You can launch it against your file with -xml.* options. For example:

java /your/dir/BeautyJ/lib/beautyj.jar beautyj -xml.out= -xml.doctype your_file.java

...and you get an XML representation of that file (and included ones).

BTW: the "-xml.out=" options specify an output file. Used in that way, with the trailing "=", it output to STDOUT. It's not an error.

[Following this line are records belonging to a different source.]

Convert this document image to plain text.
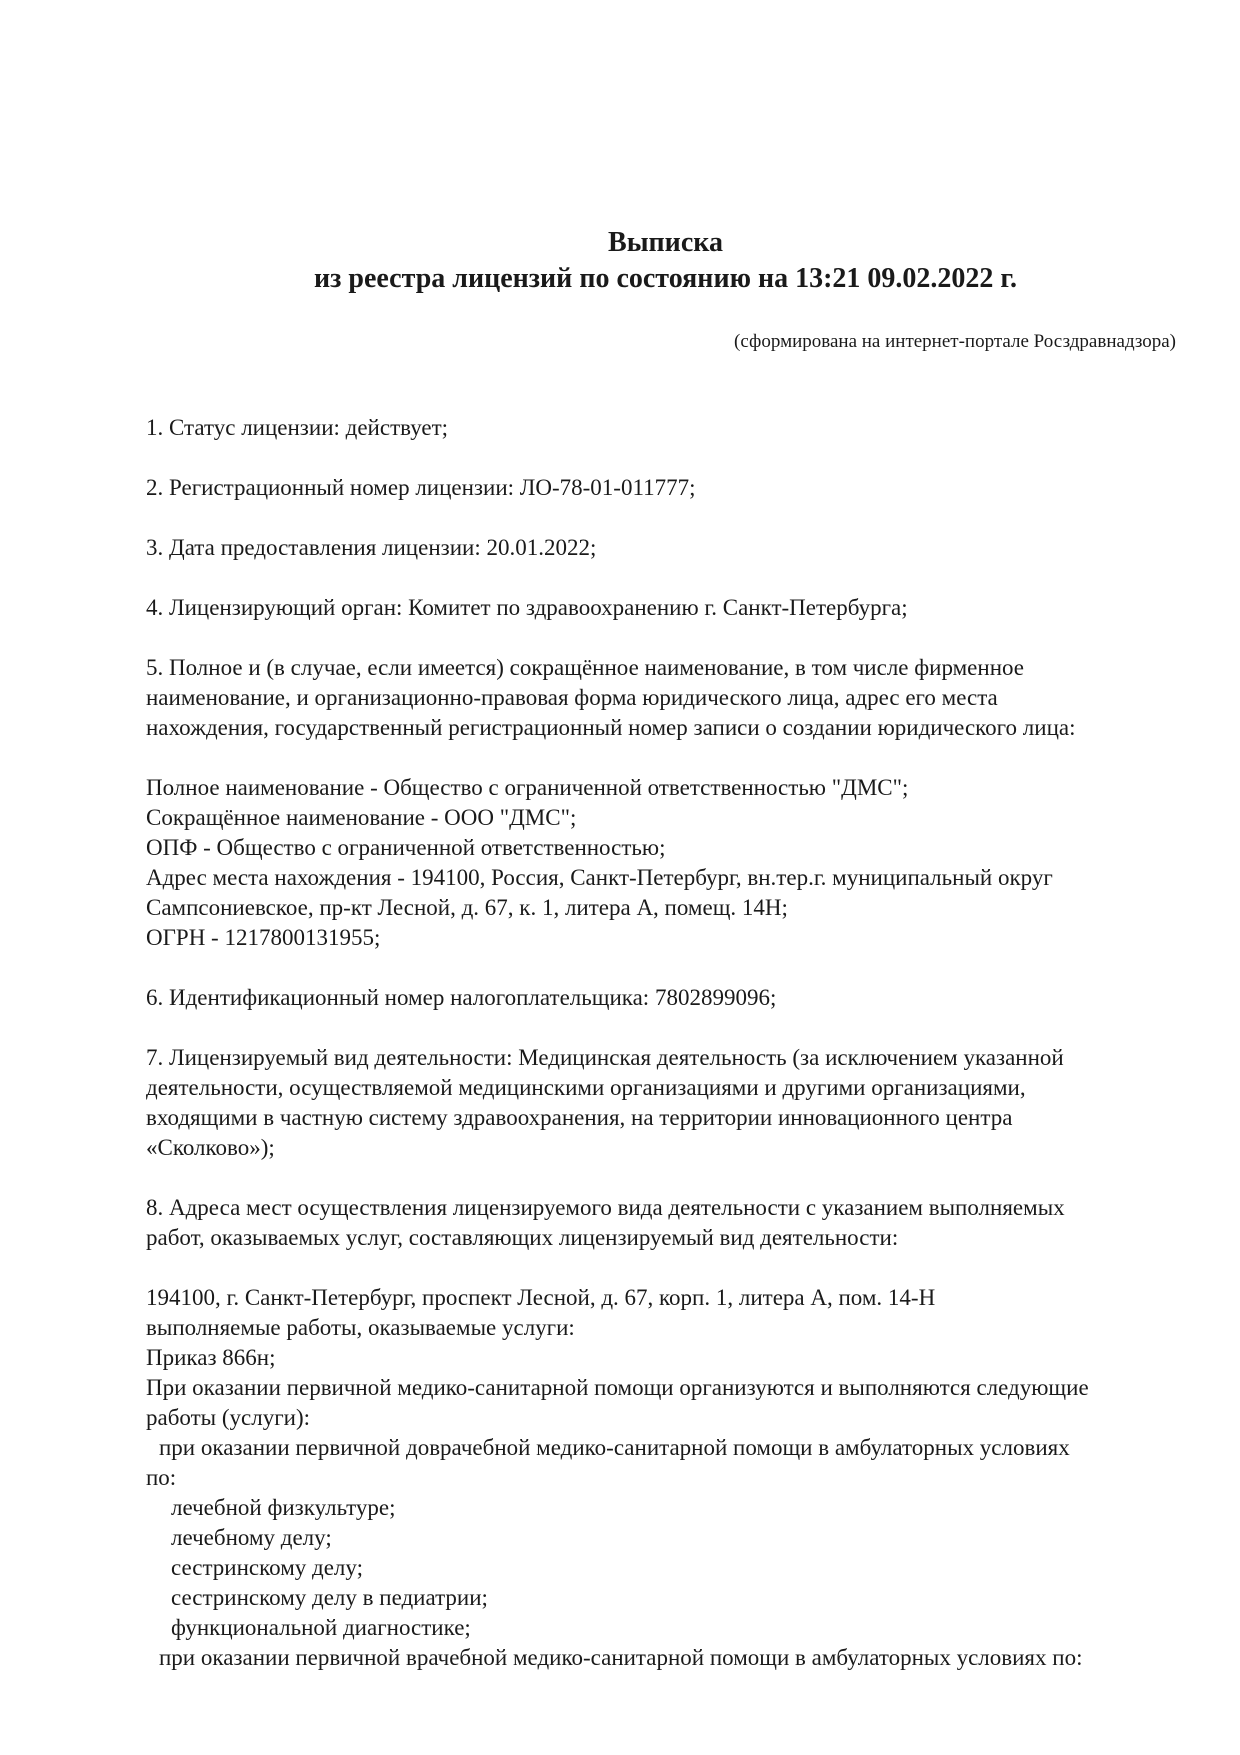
Выписка
из реестра лицензий по состоянию на 13:21 09.02.2022 г.
(сформирована на интернет-портале Росздравнадзора)
1. Статус лицензии: действует;
2. Регистрационный номер лицензии: ЛО-78-01-011777;
3. Дата предоставления лицензии: 20.01.2022;
4. Лицензирующий орган: Комитет по здравоохранению г. Санкт-Петербурга;
5. Полное и (в случае, если имеется) сокращённое наименование, в том числе фирменное
наименование, и организационно-правовая форма юридического лица, адрес его места
нахождения, государственный регистрационный номер записи о создании юридического лица:
Полное наименование - Общество с ограниченной ответственностью "ДМС";
Сокращённое наименование - ООО "ДМС";
ОПФ - Общество с ограниченной ответственностью;
Адрес места нахождения - 194100, Россия, Санкт-Петербург, вн.тер.г. муниципальный округ
Сампсониевское, пр-кт Лесной, д. 67, к. 1, литера А, помещ. 14Н;
ОГРН - 1217800131955;
6. Идентификационный номер налогоплательщика: 7802899096;
7. Лицензируемый вид деятельности: Медицинская деятельность (за исключением указанной
деятельности, осуществляемой медицинскими организациями и другими организациями,
входящими в частную систему здравоохранения, на территории инновационного центра
«Сколково»);
8. Адреса мест осуществления лицензируемого вида деятельности с указанием выполняемых
работ, оказываемых услуг, составляющих лицензируемый вид деятельности:
194100, г. Санкт-Петербург, проспект Лесной, д. 67, корп. 1, литера А, пом. 14-Н
выполняемые работы, оказываемые услуги:
Приказ 866н;
При оказании первичной медико-санитарной помощи организуются и выполняются следующие
работы (услуги):
при оказании первичной доврачебной медико-санитарной помощи в амбулаторных условиях
по:
лечебной физкультуре;
лечебному делу;
сестринскому делу;
сестринскому делу в педиатрии;
функциональной диагностике;
при оказании первичной врачебной медико-санитарной помощи в амбулаторных условиях по:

srcml supports line number and column number. Here is an example using a java file called input.java (keep in mind srcml supports multiple languages, including C/C++) that contains the following:

public class HelloWorld {
    public static void main(String[] args) {
        // Prints "Hello, World" to the terminal window.
        System.out.println("Hello, World");
    }
}

Then run srcml with the command to enable keeping track of this extra position information:

srcml input.java --position

It produces the following AST in an XML format with line number and column number embedded:

<?xml version="1.0" encoding="UTF-8" standalone="yes"?>
<unit xmlns="http://www.srcML.org/srcML/src" xmlns:pos="http://www.srcML.org/srcML/position" revision="0.9.5" language="Java" filename="input.java" pos:tabs="8"><class><specifier pos:line="1" pos:column="1">public<pos:position pos:line="1" pos:column="7"/></specifier> class <name pos:line="1" pos:column="14">HelloWorld<pos:position pos:line="1" pos:column="24"/></name> <block pos:line="1" pos:column="25">{
    <function><specifier pos:line="2" pos:column="5">public<pos:position pos:line="2" pos:column="11"/></specifier> <specifier pos:line="2" pos:column="12">static<pos:position pos:line="2" pos:column="18"/></specifier> <type><name pos:line="2" pos:column="19">void<pos:position pos:line="2" pos:column="23"/></name></type> <name pos:line="2" pos:column="24">main<pos:position pos:line="2" pos:column="28"/></name><parameter_list pos:line="2" pos:column="28">(<parameter><decl><type><name><name pos:line="2" pos:column="29">String<pos:position pos:line="2" pos:column="35"/></name><index pos:line="2" pos:column="35">[]<pos:position pos:line="2" pos:column="37"/></index></name></type> <name pos:line="2" pos:column="38">args<pos:position pos:line="2" pos:column="42"/></name></decl></parameter>)<pos:position pos:line="2" pos:column="43"/></parameter_list> <block pos:line="2" pos:column="44">{
    <comment type="line" pos:line="3" pos:column="9">// Prints "Hello, World" to the terminal window.</comment>
    <expr_stmt><expr><call><name><name pos:line="4" pos:column="9">System<pos:position pos:line="4" pos:column="15"/></name><operator pos:line="4" pos:column="15">.<pos:position pos:line="4" pos:column="16"/></operator><name pos:line="4" pos:column="16">out<pos:position pos:line="4" pos:column="19"/></name><operator pos:line="4" pos:column="19">.<pos:position pos:line="4" pos:column="20"/></operator><name pos:line="4" pos:column="20">println<pos:position pos:line="4" pos:column="27"/></name></name><argument_list pos:line="4" pos:column="27">(<argument><expr><literal type="string" pos:line="4" pos:column="28">"Hello, World"<pos:position pos:line="4" pos:column="42"/></literal></expr></argument>)<pos:position pos:line="4" pos:column="43"/></argument_list></call></expr>;<pos:position pos:line="4" pos:column="44"/></expr_stmt>
    }<pos:position pos:line="5" pos:column="6"/></block></function>
}<pos:position pos:line="6" pos:column="2"/></block></class></unit>

Reference: Documentation for srcml v0.9.5 (see srcml --help). I also use srcml frequently, including this feature to obtain position information.